Reduced Row-Echelon Form (RREF) is an important concept in solving systems of linear equations using matrices. When a matrix is in RREF, each leading entry is the only non-zero number in its row and is equal to 1, with all the columns containing a leading entry consisting entirely of zeros, except for that leading entry itself.

To reach RREF, systematic row operations are applied to simplify the matrix. The operations include swapping rows, multiplying a row by a non-zero scalar, and adding or subtracting multiples of one row to another.

• Each leading 1 in RREF appears to the right of the leading 1 in the row above.
• All entries in a column containing a leading 1 are zero except for the leading 1 itself.
• Any rows of zeros are at the bottom of the matrix.

Interpreting RREF makes it convenient to solve linear equations, as it reveals insights into solutions readily, allowing us to easily determine whether solutions are unique, dependent on free variables, or nonexistent.

An Augmented Matrix is a crucial tool in representing systems of linear equations in a compact form. It consists of the coefficient matrix prepared from the variables' coefficients and an additional column representing the constants from the equations separated by a vertical line.

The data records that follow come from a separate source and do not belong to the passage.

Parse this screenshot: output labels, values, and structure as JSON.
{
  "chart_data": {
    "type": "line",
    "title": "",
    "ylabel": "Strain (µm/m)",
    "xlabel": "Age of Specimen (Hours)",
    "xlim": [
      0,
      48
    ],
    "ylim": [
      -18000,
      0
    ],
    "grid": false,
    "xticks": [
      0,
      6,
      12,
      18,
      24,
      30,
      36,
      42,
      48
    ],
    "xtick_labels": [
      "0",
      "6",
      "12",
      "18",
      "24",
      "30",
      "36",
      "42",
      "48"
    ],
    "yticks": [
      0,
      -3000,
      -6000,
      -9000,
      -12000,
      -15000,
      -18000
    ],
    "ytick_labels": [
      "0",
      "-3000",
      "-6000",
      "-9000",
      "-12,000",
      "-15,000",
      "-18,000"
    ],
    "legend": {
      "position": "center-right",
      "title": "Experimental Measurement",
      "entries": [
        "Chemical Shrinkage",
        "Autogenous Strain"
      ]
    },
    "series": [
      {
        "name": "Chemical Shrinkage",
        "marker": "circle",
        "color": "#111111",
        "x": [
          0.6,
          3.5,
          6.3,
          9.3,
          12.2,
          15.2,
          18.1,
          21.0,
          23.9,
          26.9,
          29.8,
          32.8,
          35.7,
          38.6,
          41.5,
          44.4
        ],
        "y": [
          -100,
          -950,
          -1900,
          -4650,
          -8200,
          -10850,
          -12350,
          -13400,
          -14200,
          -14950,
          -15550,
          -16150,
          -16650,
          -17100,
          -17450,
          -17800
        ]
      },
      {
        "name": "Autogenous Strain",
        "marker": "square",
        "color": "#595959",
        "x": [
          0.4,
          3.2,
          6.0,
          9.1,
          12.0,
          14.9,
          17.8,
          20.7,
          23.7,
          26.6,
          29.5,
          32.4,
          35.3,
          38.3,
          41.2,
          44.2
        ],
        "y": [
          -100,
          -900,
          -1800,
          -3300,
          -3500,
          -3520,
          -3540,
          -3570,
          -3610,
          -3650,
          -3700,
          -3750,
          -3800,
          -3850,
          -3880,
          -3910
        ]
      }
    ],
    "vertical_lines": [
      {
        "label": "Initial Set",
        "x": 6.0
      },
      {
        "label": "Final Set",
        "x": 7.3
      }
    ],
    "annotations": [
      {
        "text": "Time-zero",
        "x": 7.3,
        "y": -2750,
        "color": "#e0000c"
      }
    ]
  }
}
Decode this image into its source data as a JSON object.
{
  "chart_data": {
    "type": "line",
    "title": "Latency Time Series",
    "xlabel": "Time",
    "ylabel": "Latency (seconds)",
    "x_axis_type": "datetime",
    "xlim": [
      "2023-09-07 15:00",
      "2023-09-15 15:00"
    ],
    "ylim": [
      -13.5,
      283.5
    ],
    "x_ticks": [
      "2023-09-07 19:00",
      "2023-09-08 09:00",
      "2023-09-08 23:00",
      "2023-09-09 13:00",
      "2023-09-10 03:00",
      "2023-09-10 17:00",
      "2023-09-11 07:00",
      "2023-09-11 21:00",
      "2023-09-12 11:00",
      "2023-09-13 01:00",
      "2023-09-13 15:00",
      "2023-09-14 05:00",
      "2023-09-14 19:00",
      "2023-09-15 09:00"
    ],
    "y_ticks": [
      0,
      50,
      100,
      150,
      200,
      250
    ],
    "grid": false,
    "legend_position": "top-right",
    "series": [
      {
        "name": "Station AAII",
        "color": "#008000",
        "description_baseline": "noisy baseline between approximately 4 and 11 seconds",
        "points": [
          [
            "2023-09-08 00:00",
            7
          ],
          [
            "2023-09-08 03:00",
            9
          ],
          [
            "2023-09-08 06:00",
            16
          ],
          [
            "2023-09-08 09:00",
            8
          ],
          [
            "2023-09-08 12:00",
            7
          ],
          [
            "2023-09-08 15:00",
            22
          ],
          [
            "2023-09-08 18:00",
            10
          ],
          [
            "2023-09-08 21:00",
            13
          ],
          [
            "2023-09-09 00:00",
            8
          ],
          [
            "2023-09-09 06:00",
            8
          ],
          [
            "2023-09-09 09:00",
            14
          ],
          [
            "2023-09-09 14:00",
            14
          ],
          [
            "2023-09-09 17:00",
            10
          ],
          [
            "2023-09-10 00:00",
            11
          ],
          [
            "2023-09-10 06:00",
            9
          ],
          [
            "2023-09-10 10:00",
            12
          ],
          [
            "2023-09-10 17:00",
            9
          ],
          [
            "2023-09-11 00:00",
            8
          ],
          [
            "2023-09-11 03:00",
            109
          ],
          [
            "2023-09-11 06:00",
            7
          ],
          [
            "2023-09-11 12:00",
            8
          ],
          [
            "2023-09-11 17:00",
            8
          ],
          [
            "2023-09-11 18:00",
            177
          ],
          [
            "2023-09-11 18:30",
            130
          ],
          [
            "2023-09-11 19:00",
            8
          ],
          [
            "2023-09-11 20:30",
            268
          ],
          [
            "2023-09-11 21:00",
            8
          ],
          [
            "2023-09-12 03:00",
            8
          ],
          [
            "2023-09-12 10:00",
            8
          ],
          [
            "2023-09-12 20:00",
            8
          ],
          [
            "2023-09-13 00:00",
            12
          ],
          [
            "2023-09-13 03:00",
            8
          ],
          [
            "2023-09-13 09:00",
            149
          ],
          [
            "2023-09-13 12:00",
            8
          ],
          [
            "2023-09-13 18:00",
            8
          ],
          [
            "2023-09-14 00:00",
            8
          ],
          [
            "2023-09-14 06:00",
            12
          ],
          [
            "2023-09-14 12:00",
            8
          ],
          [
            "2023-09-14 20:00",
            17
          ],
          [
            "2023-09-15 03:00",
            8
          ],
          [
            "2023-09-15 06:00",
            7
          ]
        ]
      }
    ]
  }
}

This visual layout simplifies the manipulation process, allowing for efficient use of elementary row operations. When an augmented matrix is brought to row-echelon or reduced row-echelon form, it greatly simplifies back-substitution and finding solutions.

• The left side (before the vertical line) includes the variable coefficients.
• The right-most column includes the constants from the right-hand side of the equations.

For example in our exercise, it allows transitioning directly from the matrix form to a set of simplified equations. Rows represent individual equations, while the columns (before the line) correspond to variables in the system.

A Free Variable arises in systems of equations when there are more variables than the number of equations, indicating that some variables cannot be solved uniquely. Instead, these variables can assume any value, providing infinite solutions, often expressed in terms of the free variable(s).

In the context of row-echelon or reduced row-echelon form, if a column associated with a variable does not have a leading 1 (pivot), then that variable is free.

• Free variables give flexibility in the solution, resulting in parametric representation.
• They appear when systems are underdetermined, leading to infinitely many solutions.

In the given solution, the variable \( z \) is identified as a free variable. It remains unsolved for a specific value and can be any real number, letting us express other variables \( x \) and \( y \) in terms of \( z \), thus representing a family of solutions rather than a single point.
Understanding and identifying free variables enables us to express the system's solutions comprehensively.